Economy

Tax Reforms Pay Off as FIRS Doubles Collection to ₦47.39 Trillion in Two Years

Nigeria’s tax authority has achieved its strongest revenue performance on record, doubling collections over a two-year period following extensive reforms and digital transformation across the Federal Inland Revenue Service (FIRS).

Under the leadership of Chairman Zacch Adedeji, the agency has delivered a cumulative ₦47.39 trillion in tax receipts between October 2023 and September 2025, far surpassing its benchmark and solidifying its position as a central driver of government funding.

The outcome reflects the combined impact of policy modernization, data-driven enforcement, and a sustained expansion of the non-oil tax base.

Internal performance indicators show that non-oil revenues now account for roughly three-quarters of total collections, illustrating Nigeria’s steady shift away from dependence on crude-related earnings.

Strong growth was recorded across corporate income tax, value-added tax, and petroleum profit tax, supported by improved compliance and digital oversight systems introduced during the period.

The milestone comes less than two years after President Bola Tinubu appointed Adedeji to spearhead a comprehensive overhaul of Nigeria’s revenue framework. Since assuming office, the FIRS management has rolled out automated filing portals, electronic invoicing, and a unified taxpayer identification process aimed at reducing leakages and aligning operations with global best practices.

Officials close to the agency’s finance department note that the reforms have shortened collection timelines, improved taxpayer visibility, and helped expand the database of active contributors nationwide. These structural changes, combined with stronger collaboration with customs and state revenue bodies, have reinforced transparency across the country’s fiscal ecosystem.

Analysts describe the performance as a defining moment for the Tinubu administration’s domestic-revenue strategy, which targets broader fiscal independence and reduced exposure to external borrowing.

Economists believe the stronger inflows could provide government with greater latitude to fund infrastructure and social programmes while supporting the naira through improved fiscal buffers.

However, despite the record haul, FIRS Chairman Adedeji has maintained that the federal government will continue to access approved credit lines to balance its spending framework.
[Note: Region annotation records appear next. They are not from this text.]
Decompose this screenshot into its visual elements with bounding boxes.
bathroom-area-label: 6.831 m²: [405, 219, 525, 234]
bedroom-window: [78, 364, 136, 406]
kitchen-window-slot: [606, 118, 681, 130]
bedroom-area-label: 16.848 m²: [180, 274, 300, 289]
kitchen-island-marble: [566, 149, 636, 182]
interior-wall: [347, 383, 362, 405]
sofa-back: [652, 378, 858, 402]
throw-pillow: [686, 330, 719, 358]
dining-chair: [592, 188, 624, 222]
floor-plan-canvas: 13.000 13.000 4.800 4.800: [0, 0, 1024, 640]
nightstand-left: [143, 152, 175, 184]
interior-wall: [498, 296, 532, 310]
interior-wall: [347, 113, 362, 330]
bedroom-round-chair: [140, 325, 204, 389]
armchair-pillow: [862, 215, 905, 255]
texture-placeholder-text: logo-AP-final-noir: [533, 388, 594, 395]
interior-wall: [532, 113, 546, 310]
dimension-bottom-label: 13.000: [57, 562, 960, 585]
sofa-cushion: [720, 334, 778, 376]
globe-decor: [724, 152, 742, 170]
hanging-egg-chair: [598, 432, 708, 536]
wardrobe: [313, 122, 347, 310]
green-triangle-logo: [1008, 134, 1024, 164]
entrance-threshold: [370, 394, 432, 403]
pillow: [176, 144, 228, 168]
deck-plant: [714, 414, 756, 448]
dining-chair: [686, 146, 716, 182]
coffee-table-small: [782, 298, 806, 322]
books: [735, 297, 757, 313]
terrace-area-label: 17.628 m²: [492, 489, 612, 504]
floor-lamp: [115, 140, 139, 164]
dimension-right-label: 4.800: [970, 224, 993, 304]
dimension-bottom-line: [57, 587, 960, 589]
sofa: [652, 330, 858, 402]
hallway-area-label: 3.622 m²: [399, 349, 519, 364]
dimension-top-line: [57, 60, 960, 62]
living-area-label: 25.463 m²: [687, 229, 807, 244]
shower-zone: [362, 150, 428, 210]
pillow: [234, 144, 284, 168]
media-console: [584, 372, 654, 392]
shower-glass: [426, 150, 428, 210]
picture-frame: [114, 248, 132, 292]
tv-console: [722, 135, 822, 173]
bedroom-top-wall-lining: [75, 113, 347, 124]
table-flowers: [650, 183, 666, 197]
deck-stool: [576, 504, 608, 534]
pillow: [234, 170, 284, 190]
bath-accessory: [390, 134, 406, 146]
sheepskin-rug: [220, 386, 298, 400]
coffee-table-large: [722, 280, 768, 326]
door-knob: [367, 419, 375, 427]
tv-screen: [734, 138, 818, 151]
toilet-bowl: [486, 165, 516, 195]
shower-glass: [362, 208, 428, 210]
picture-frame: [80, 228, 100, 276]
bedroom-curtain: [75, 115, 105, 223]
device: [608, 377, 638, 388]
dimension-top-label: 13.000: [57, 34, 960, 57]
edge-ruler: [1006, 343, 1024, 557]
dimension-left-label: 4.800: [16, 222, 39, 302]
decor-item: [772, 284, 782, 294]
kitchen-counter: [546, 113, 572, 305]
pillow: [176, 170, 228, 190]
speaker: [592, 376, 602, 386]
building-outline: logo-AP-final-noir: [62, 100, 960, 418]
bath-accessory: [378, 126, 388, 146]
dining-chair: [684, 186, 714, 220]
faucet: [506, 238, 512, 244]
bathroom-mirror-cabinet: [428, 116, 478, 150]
He explained recently that borrowing remains part of Nigeria’s fiscal mix and serves as a complementary tool for development financing when revenue and expenditure cycles diverge.

Market observers say the next challenge will be sustaining the momentum into 2026 as oil-sector volatility, inflation, and currency adjustments continue to test fiscal discipline.

Still, the service’s latest results underscore the success of its digital-first strategy and affirm growing investor confidence in Nigeria’s fiscal administration.

With annual collections now tracking ahead of projections, the FIRS is expected to close 2025 above its internal target, further consolidating the gains of reform and positioning the agency as one of the most efficient tax administrations on the continent.